Mike: Al-Rasheed Benton
I’ve never talked to the New Jersey native and I’ve never seen him in the hallways in the Puskar Center, so what I’m about to tell you may be inaccurate or misleading. Then again, we’re here to talk about what happens on the field. This is a big, bad dude in the middle and he’s going to be one of the reason the linebackers are noticeably more athletic and more capable this season. He nearly avoided a redshirt last season, but he was a little too heavy and out of shape and that held him back in the end. He’s slimmer and thus quicker now and he started his ascent fairly early. Like Wilson and Wes Tonkery, Benton made the most of the days Nick Kwiatkoski couldn’t go and now it’s very hard to envision a scenario in which he doesn’t see playing time.
Will: Wes Tonkery
He’s basically Wilson watered with Miracle-Gro. Tonkery was riddled with injuries last season and didn’t practice in the spring. What on Earth was going to happen to him in camp? Uh, he nailed it. Brandon Golson’s status has to be a concern, because nobody in that locker room looks like him, but Tonkery is the brown paper bag that makes for easier breathing. This might be the biggest surprise and best performer in camp, but what really stood out to me was how often people bragged about his agility, “sneaky,” as some put it, but undeniable and made a little more dangerous by what he knows about this defense.
CB: Travis Bell
This has all happened very quietly, and coaches are careful not to say anything too nice about him yet since, you know, he was suspended the entire spring semester, but it sounded like Bell was pushing Ickey Banks before Banks stepped aside.
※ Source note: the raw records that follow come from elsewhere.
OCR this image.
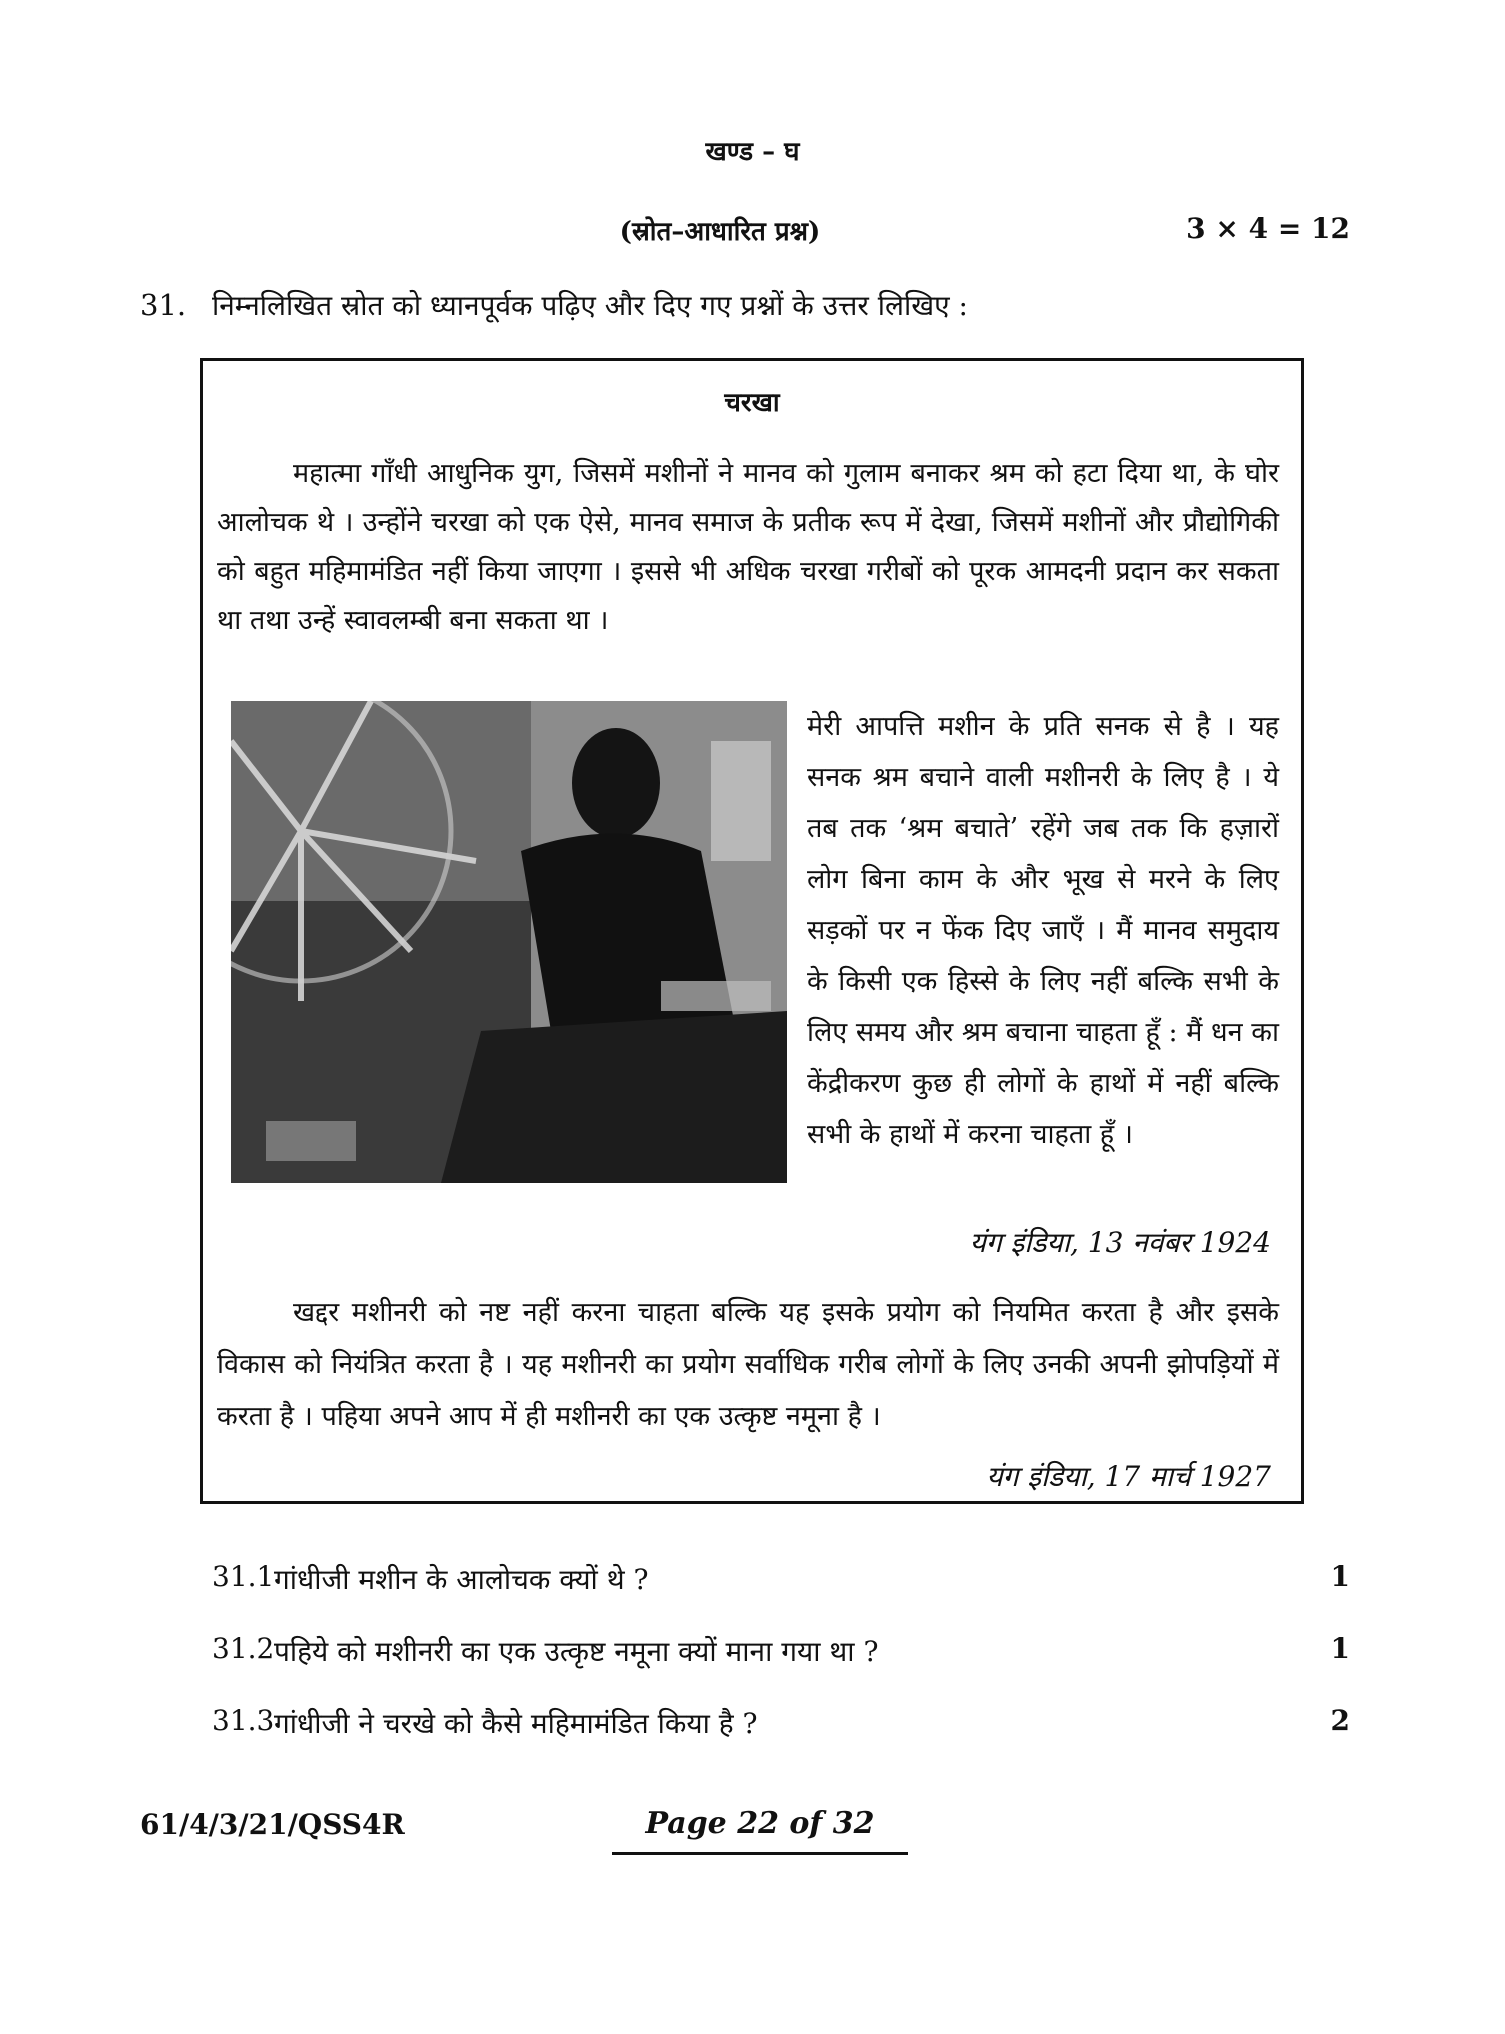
खण्ड – घ
(स्रोत–आधारित प्रश्न)	3 × 4 = 12
31. निम्नलिखित स्रोत को ध्यानपूर्वक पढ़िए और दिए गए प्रश्नों के उत्तर लिखिए :
चरखा
महात्मा गाँधी आधुनिक युग, जिसमें मशीनों ने मानव को गुलाम बनाकर श्रम को हटा दिया था, के घोर आलोचक थे । उन्होंने चरखा को एक ऐसे, मानव समाज के प्रतीक रूप में देखा, जिसमें मशीनों और प्रौद्योगिकी को बहुत महिमामंडित नहीं किया जाएगा । इससे भी अधिक चरखा गरीबों को पूरक आमदनी प्रदान कर सकता था तथा उन्हें स्वावलम्बी बना सकता था ।
मेरी आपत्ति मशीन के प्रति सनक से है । यह सनक श्रम बचाने वाली मशीनरी के लिए है । ये तब तक ‘श्रम बचाते’ रहेंगे जब तक कि हज़ारों लोग बिना काम के और भूख से मरने के लिए सड़कों पर न फेंक दिए जाएँ । मैं मानव समुदाय के किसी एक हिस्से के लिए नहीं बल्कि सभी के लिए समय और श्रम बचाना चाहता हूँ : मैं धन का केंद्रीकरण कुछ ही लोगों के हाथों में नहीं बल्कि सभी के हाथों में करना चाहता हूँ ।
यंग इंडिया, 13 नवंबर 1924
खद्दर मशीनरी को नष्ट नहीं करना चाहता बल्कि यह इसके प्रयोग को नियमित करता है और इसके विकास को नियंत्रित करता है । यह मशीनरी का प्रयोग सर्वाधिक गरीब लोगों के लिए उनकी अपनी झोपड़ियों में करता है । पहिया अपने आप में ही मशीनरी का एक उत्कृष्ट नमूना है ।
यंग इंडिया, 17 मार्च 1927
31.1 गांधीजी मशीन के आलोचक क्यों थे ?	1
31.2 पहिये को मशीनरी का एक उत्कृष्ट नमूना क्यों माना गया था ?	1
31.3 गांधीजी ने चरखे को कैसे महिमामंडित किया है ?	2
61/4/3/21/QSS4R	Page 22 of 32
I’m not saying he was going to take the spot from Banks, but Bell was doing a really nice job under conditions where compliments would arrive slowly. And again, it was without much fanfare, which is exactly what Gibson wants from cornerbacks. I guess I’m a little surprised he didn’t get a look at safety because of all the corners WVU has, but it turns out Bell was one of the four best corners on the roster. Prediction? He starts opposite Daryl Worley against Alabama.
BS: Jarrod Harper
Here’s another guy who was only going to do so much during or get so much from camp. Karl Joseph isn’t going anywhere, you know? But Harper gets a lot of praise for his attitude and his approach. He takes his backup reps seriously and studies Joseph closely. He’ll be valuable on special teams and he’s earned the trust that it takes to get on the field, but we’ll know more about how good Harper is and how much his coaches believe in him when we see how many snaps Joseph gets off early in the season. Joseph has to get a break and not play 98 percent of the snaps, which means Harper has to be good enough to be on the field.
FS: Dravon Henry
I’m not yet too concerned about the true freshman missing the scrimmage Saturday, and I nearly gave Jeremy Tyler the nod here for being the last man standing, but also playing well throughout camp. That said, assuming Henry isn’t injured, he’s starting against Alabama, which is a big-time achievement. He got a lot of pub early and his name came up all the time when players and coaches talked about singular plays or performances in a good-on-good part of practice. When the media was allowed to watch, he’d do something worth noting. His skill is simple: He’s got a great feel for the game and he’s going to fly around the defensive backfield and tip and defend and intercept passes. I’ve got a feeling he’s going to get a lot of tipped pass interceptions.
CB: Terrell Chestnut
We forget, but this was a mega-recruit, a four-time first-team all-state player who was a star on offense and defense when he signed in 2011. He came to WVU injured, which cost him his freshman season, and he’s picked up minor and severe injuries ever since. That said, in the small windows in which he’s been able and allowed to play, he’s been productive. He’s started. He’s covered half the field. He’s made plays. If it becomes a defensive backfield without Banks, if it comes down to Bell v. Chestnut, the Mountaineers have to feel pretty good about replacing a guy who started 12 games last season.